Advocates of a free-floating exchange rate have argued that Macri’s best bet to bring dollars into the country would be to devalue the peso, which would encourage farmers to sell hoarded crops that they’ve withheld from markets as they await better prices and also fuel inflows from foreign investors and businesses.
“This is a significant and bold step toward the correction of the main price distortion currently affecting the economy, and more importantly toward the implementation of a sound, sustainable and credible policy framework,” Mauro Roca, a New York-based economist at Goldman Sachs Group Inc., wrote in a report.
On Monday, Macri scrapped taxes on beef, corn and wheat exports and reduced a tax on soybean exports. The country’s farmers are ready to ship an estimated $8 billion in stored crops, according to five farmers, analysts and exporters interviewed by Bloomberg after the election. A devaluation would further help farmers trying to sell abroad.

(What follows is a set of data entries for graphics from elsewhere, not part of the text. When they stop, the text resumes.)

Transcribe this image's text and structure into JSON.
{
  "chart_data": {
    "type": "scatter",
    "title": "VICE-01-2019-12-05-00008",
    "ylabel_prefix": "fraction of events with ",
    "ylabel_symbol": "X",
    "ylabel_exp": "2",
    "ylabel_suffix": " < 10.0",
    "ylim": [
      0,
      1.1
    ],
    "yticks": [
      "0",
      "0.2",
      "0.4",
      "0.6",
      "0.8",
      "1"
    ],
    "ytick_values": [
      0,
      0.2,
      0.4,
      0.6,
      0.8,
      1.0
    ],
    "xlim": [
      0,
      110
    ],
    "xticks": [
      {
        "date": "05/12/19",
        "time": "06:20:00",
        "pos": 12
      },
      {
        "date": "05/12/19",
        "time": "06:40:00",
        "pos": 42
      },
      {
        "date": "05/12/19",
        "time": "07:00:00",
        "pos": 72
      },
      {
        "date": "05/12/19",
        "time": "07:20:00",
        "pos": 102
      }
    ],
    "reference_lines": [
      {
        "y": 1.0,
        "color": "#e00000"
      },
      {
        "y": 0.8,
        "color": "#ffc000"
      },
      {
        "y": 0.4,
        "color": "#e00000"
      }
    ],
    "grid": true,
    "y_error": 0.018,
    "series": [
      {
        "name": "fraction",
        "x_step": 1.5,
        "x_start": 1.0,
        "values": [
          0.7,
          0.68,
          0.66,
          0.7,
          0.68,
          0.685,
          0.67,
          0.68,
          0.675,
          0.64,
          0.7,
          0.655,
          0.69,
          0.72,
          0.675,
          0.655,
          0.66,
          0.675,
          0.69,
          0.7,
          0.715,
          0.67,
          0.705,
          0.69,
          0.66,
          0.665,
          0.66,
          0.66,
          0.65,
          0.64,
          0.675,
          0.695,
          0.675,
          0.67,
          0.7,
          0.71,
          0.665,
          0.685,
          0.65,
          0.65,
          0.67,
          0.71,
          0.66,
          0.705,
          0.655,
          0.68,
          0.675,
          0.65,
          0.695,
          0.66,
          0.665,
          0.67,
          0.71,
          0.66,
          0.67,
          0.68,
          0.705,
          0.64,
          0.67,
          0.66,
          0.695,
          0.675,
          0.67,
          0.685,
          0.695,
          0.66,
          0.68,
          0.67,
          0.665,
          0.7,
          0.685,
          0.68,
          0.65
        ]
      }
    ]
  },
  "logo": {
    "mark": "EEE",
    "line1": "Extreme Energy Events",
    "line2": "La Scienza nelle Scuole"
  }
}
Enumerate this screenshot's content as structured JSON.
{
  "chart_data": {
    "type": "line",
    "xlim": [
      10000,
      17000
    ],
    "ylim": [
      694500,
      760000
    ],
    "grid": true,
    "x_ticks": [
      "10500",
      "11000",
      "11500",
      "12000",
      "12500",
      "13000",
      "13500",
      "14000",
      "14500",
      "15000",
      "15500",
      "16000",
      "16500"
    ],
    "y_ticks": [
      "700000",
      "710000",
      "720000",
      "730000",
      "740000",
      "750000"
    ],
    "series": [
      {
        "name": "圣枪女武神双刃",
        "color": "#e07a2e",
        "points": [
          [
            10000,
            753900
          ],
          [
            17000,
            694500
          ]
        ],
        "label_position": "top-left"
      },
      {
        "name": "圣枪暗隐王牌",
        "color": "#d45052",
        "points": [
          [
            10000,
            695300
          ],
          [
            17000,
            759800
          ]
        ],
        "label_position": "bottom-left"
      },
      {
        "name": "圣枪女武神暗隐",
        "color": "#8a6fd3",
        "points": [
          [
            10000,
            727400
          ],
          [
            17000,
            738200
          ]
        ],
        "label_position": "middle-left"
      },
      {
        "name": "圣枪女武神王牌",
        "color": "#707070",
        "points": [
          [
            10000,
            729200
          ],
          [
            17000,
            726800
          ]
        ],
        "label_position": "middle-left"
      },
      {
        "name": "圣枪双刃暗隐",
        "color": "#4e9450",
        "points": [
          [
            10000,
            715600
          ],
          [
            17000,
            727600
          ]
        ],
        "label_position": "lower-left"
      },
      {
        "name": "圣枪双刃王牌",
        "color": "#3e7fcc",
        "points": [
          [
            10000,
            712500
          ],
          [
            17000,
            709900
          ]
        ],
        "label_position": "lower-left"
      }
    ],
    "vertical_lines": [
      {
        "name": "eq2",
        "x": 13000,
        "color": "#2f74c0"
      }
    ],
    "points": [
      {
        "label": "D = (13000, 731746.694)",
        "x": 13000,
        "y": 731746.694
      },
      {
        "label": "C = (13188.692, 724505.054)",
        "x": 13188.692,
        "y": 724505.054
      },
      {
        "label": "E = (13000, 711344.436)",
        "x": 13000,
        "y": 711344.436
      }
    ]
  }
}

Morgan Stanley estimates that quick devaluation of the peso may lead inflation to accelerate to 35 percent in 2016. Economic growth, which has been largely stagnant the past four years, is expected to expand 0.6 percent in 2016 before jumping 3.6 percent the following year, according to the median estimate of 20 economists surveyed by Bloomberg.
The central bank on Tuesday raised yields on its shortest-maturity notes to as high as 38 percent in the first weekly auction overseen by bank President Federico Sturzenegger in a bid to stoke demand for peso assets. A benchmark deposit rate known as Badlar rose to 25.8 percent on Tuesday, the highest since April 2014.
“I think there is still room for further ARS weakness ahead, but Macri is making all the right moves to get the nation back on track from a medium-term viewpoint,” Win Thin, head of emerging-market strategy at New York-based Brown Brothers Harriman & Co., said in an e-mail. “Short-term, think there is a lot of pain still to be felt.”